連雲山見狀有些錯愕,就要出聲阻止,卻在下一瞬對上了獨孤九冰冷徹骨的視線,與此同時,男人冷沈的聲音在腦海中響起:“靜觀其變。”

青年有些猶豫地頓了頓,還是坐了回去。

獨孤九從始至終牢牢盯視著小孩的反應,他看著莫焦焦認真的動作,垂眸沈思片刻,空著的左手便祭出了一只傳信紙鶴,卻是專門用於同宗主鴻禦老祖傳信的藍色紙鶴,指尖輕彈便消失無蹤。

那幅畫並不算小,莫焦焦抿著紅潤的小嘴巴專註地從畫的一個角,沿著邊緣一直塗抹到另一個角,那半顆櫻桃椒便被磨得所剩無幾,小孩換了另一半,又繼續塗。

他沒有說話,亦沒有任何停止的打算,仿佛只是因為貪玩而在胡亂地塗鴉。

隨著最後一個角也被櫻桃椒的汁液染成綠色,一幅畫徹底報廢,小孩才有些害怕地丟開了畫和殘留的辣椒,轉身將腦袋埋到男人懷裏,小胳膊也藏到被子裏,細聲細氣地瑟縮道:“九九,焦焦不知道在做什麽。谷主說看到畫要塗,焦焦就塗了。”

“沒事。”獨孤九拍撫著小孩的脊背,面沈如水,心中隱隱約約有了某種猜測。

一刻鐘後,桌案上攤開的畫,竟緩緩開始變色了。被染綠的邊沿逐漸泛起了一陣淡紅色的光芒,綠色的部分亦徹徹底底幻化成了紅色。

與此同時,門口傳來一陣敲門聲。獨孤九皺起眉,看了一眼連雲山,示意紙童去開門。

門外的卻是收到傳信急匆匆趕過來的鴻禦老祖。

鴻禦老祖進了裏屋,落座後便問清了事情根源,他同獨孤九對視一眼,面上露出一抹凝重的神色,看著桌案上變色的畫,鴻禦征得獨孤九的同意後,便站起身,小心翼翼地在畫的變色處摸索檢查了起來。

他白花花的胡子不停地抖動,半晌方眼神一變,停住挪動的指尖,似乎摸索到了什麽,手指捏著找到的地方,慢慢將畫撕開了。

只見原本那副畫像被撕開後,掩藏在下方的另一副畫便顯露了出來。畫中所繪依舊是狐貍長老森湖,然而他卻沒再捧腹大笑,反倒是懷中抱著一只小羊,笑得雙眼都瞇了起來,而不遠處的草地上,一株碧綠的櫻桃椒搖搖晃晃地朝森湖的方向跳去,正是化為原形的莫焦焦。

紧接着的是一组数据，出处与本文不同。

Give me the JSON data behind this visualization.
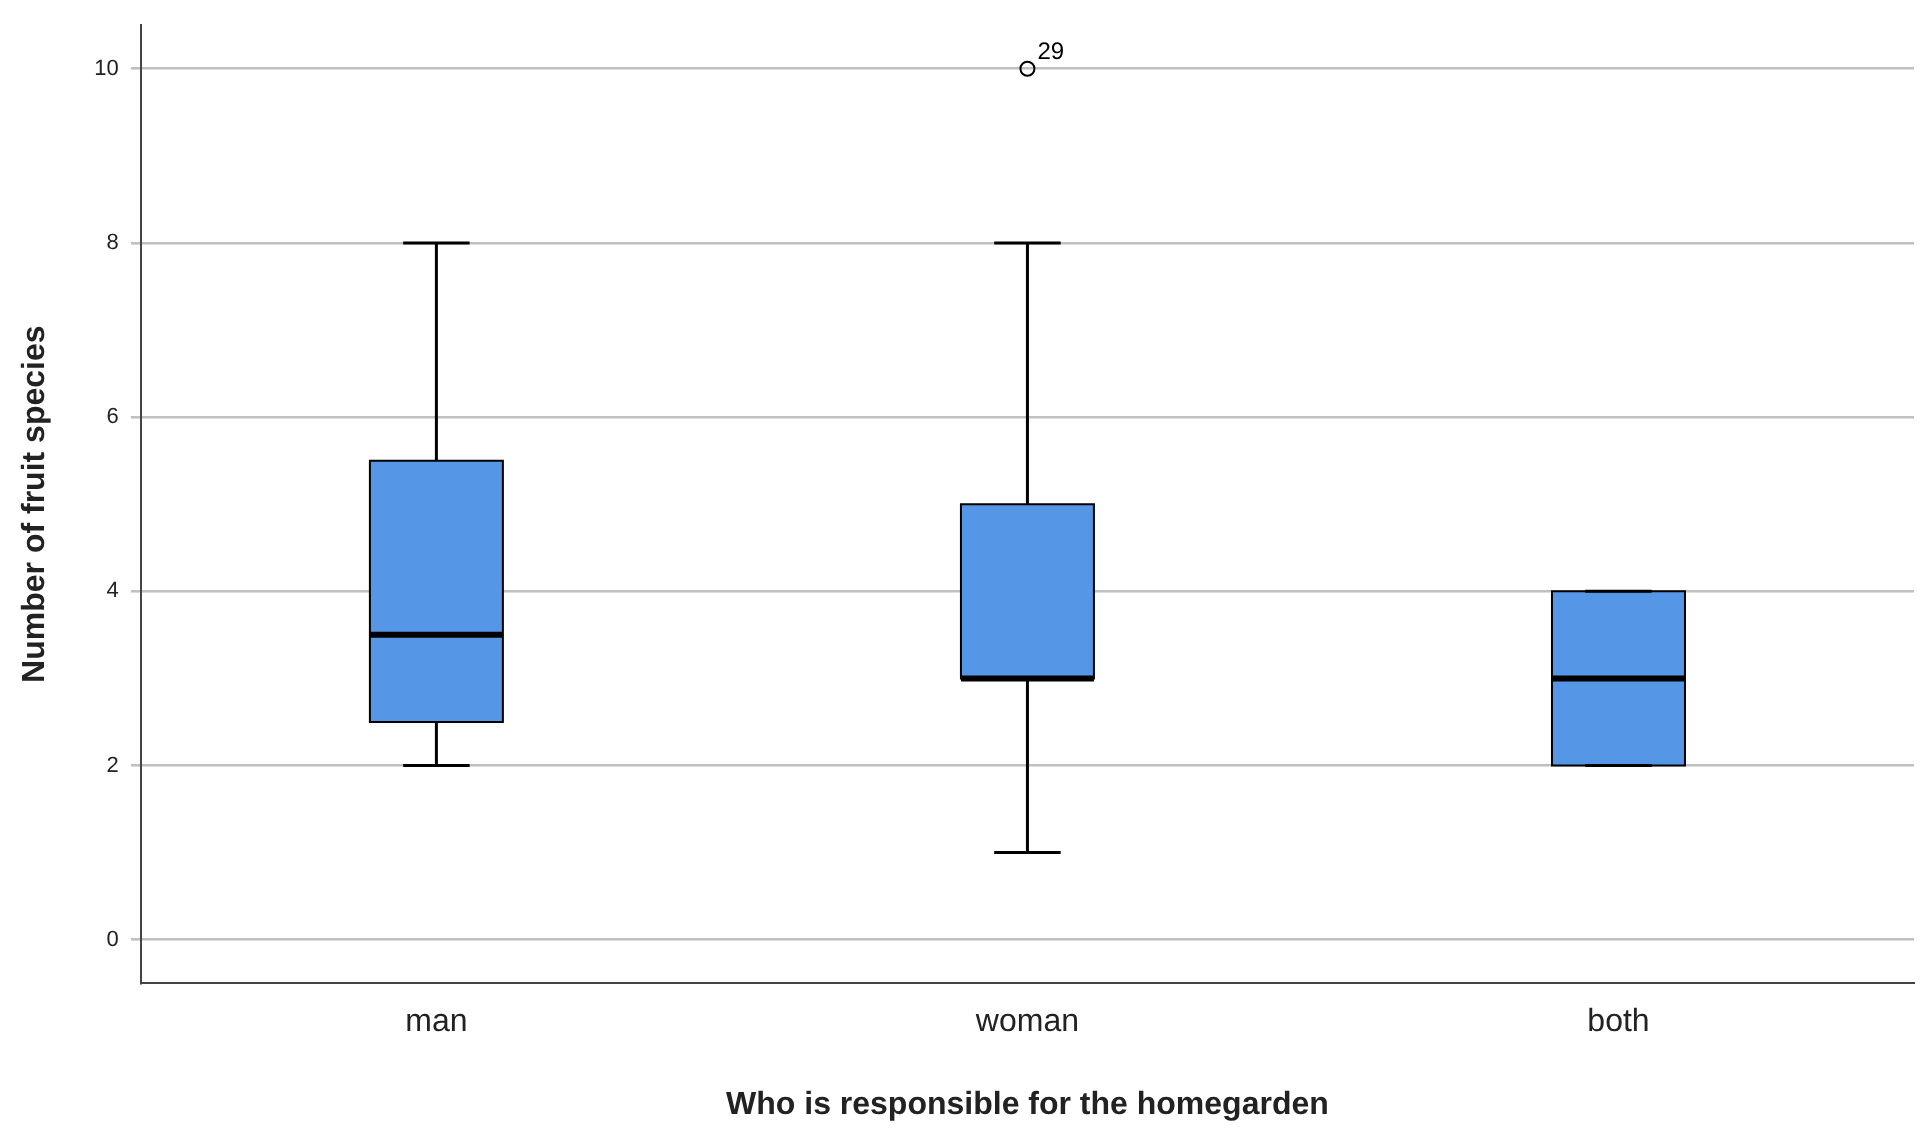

緊接著,畫像的邊緣緩緩顯現出來一行字,上書:“見此畫之時,便是真相現世之日。”

隨著那行字慢慢地隱沒,寂靜的屋中忽然響起了一道極為蒼老的聲音。

那聲音甫一響起,獨孤九懷中窩著的莫焦焦便立即驚得坐直了小身子,轉身朝聲音來源看去,他定定地看著畫像,黑葡萄似的眸子睜得溜圓,一顆淚珠竟在一瞬間滾出了眼眶,順著臉頰滑落。

小孩喃喃道:“……谷主……”

獨孤九擰起眉,傾身攬緊小孩,順著他的脊背。莫焦焦卻楞楞的,也不說話了。

蒼老的聲音輕咳了一聲後,便道:

“崇容,相信見到這副畫之時,焦焦已經安全抵達你身邊了,不論他是逃離了追殺,被你找到,抑或是重生在你身邊,你都已經將他照顧得最為妥帖。”

“當然,在我的計劃裏,他應當是死而覆生,而那顆櫻桃椒種子,你也已經借由識海、大荒法陣,成功讓種子回到他的丹田,我在此真誠地代表隱神谷一族,向你致謝。”

“一切皆如你所想。”

“雲糕即鴻雁之子,本體為羊,森湖亦然。當年,鴻雁誕下雲糕,尚未來得及見到雲糕化形。森湖本是應該帶著他們母子前往隱神谷居住,奈何我窺探天機,算出隱神谷有難,難以保全神圖子。

而隱神谷面臨的最大敵人,並非修真界覬覦神圖子的宗門,而是你我共同的敵人。它之神力,非隱神谷能敵,隱神谷亦無法讓焦焦去冒險。

森湖便瞞著鴻雁提前動身,將雲糕帶回隱神谷,並欺騙鴻雁雲糕已經失蹤,又放言不需要一只混血半妖作為兒子,目的便是讓鴻雁誤解他為了神圖子舍棄一切,背信棄義,徹底對他失望。

鴻雁為修真界之人,本就不屬於妖族,森湖不願她因妖族之難而牽連其中,正如同我不願意讓天衍劍宗跟著隱神谷陪葬。森湖想保住鴻雁。”

“隱神谷傾覆之日,即因果開啟之時。”

“原本按照計劃,為混淆視聽,雲糕同其他幻化的布娃娃,一道作為焦焦的替身,目的便是為了轉移它的註意力。只要它無法發現真正的焦焦,神圖子平安長大成人,妖族之難便可平息。神圖子是拯救妖族的唯一希望。”

“然而天地不仁,焦焦十歲之時提前化形,聲勢浩大,竟暴露了他的真實身份,在它暗中襲擊焦焦,企圖將神圖子消滅於幼年時,焦焦體內的妖丹竟被打出丹田,森湖為他扛下致命一擊,焦焦才得以存活。”

“只是,焦焦失去了妖丹,又身份暴露,受它所限,幾乎一輩子無法長大。神圖子無法長大意味著他無法將背負的使命完成,隱神谷幾乎到了末日,妖族亦趨近滅亡。”

“在那之時,森湖的兄弟沈思遠找到了我。他同樣擁有窺探天機之能,我所無法看到的,他皆助我補全了。因而,隱神谷傾盡全族之力,做出了這一個救世計劃。”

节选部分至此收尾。